Brand-Spec Authoring + Maintenance Agent
Produces and maintains the canonical brand spec every content-producing agent's brand-voice gate enforces.
Early-adopter
$2,000–$3,500/mo
FAQ
- What is a profanity filter for brand content?
- A library of forbidden phrases (profanity, off-brand slang, competitor names, regulated claims, hyperbole) that AI agents check every output against. The Completions skill combines regex plus semantic-match enforcement with operator-curated brand-specific prohibitions.
- How is this different from OpenAI's Moderation API or Google Perspective?
- Those APIs detect hate speech, harassment, sexual content, and violence in user-generated content. This skill enforces BRAND-SPECIFIC prohibitions (competitor names, off-brand language, regulated claims, deprecated product terms) in BRAND-PRODUCED content.
- How is this different from a content-moderation BPO (Telus, TCS, Genpact)?
- BPO services use humans-in-the-loop to moderate user-generated content at $0.10-$2.00 per item. This skill does programmatic enforcement for brand-produced AI content at the output gate.
- What kinds of phrases does the library include?
- Competitor names, deprecated product terms, off-brand slang, regulated claims requiring substantiation, hyperbole / superlatives the brand avoids, trademark / IP-protected language, profanity, per-vertical-compliance forbidden terms.
- How does semantic-match enforcement work?

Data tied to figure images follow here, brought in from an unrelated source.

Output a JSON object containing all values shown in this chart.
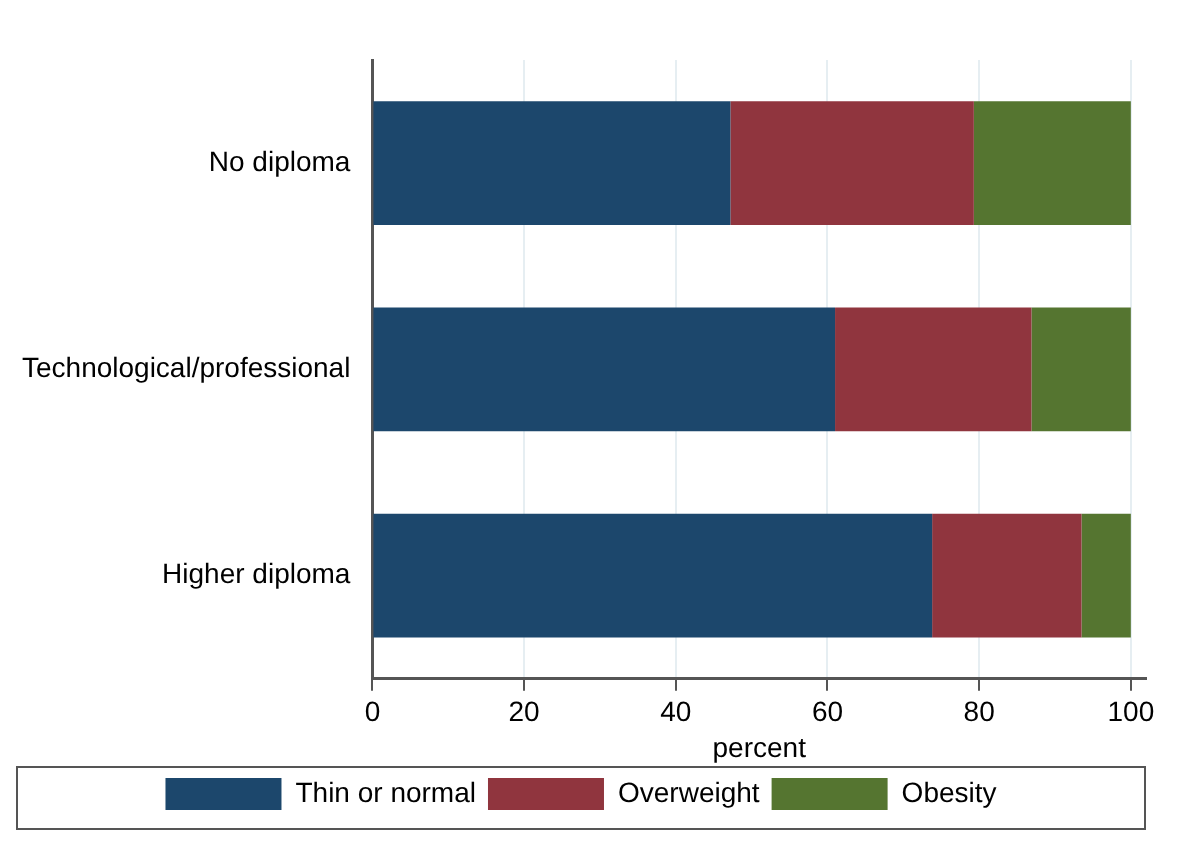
{
  "chart_data": {
    "type": "bar",
    "orientation": "horizontal",
    "stacked": true,
    "xlabel": "percent",
    "categories": [
      "No diploma",
      "Technological/professional",
      "Higher diploma"
    ],
    "series": [
      {
        "name": "Thin or normal",
        "color": "#1c476c",
        "values": [
          47.2,
          61.0,
          73.8
        ]
      },
      {
        "name": "Overweight",
        "color": "#90353e",
        "values": [
          32.1,
          25.9,
          19.7
        ]
      },
      {
        "name": "Obesity",
        "color": "#557530",
        "values": [
          20.7,
          13.1,
          6.5
        ]
      }
    ],
    "xlim": [
      0,
      102
    ],
    "xticks": [
      0,
      20,
      40,
      60,
      80,
      100
    ],
    "grid": "x",
    "legend": "bottom"
  }
}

- LLM-based semantic classification catches paraphrased violations regex cannot detect (synonyms of forbidden terms, implied prohibited claims). Works in combination with regex pre-filter for efficiency.
- Can different brands or verticals have different libraries?
- Yes. Multi-brand portfolios get per-brand libraries; multi-vertical operators get per-vertical extensions. Inheritance hierarchy lets corporate set base prohibitions; brand / vertical sub-libraries extend or override.
- How does this compose with brand-voice-gate and the compliance overlay?
- Brand-voice-gate is the broader gate that includes this library plus tone, formality, and structural rules. Per-vertical-compliance-overlay handles regulator-required prohibitions. This skill maintains the brand-specific phrase library; the gate enforces.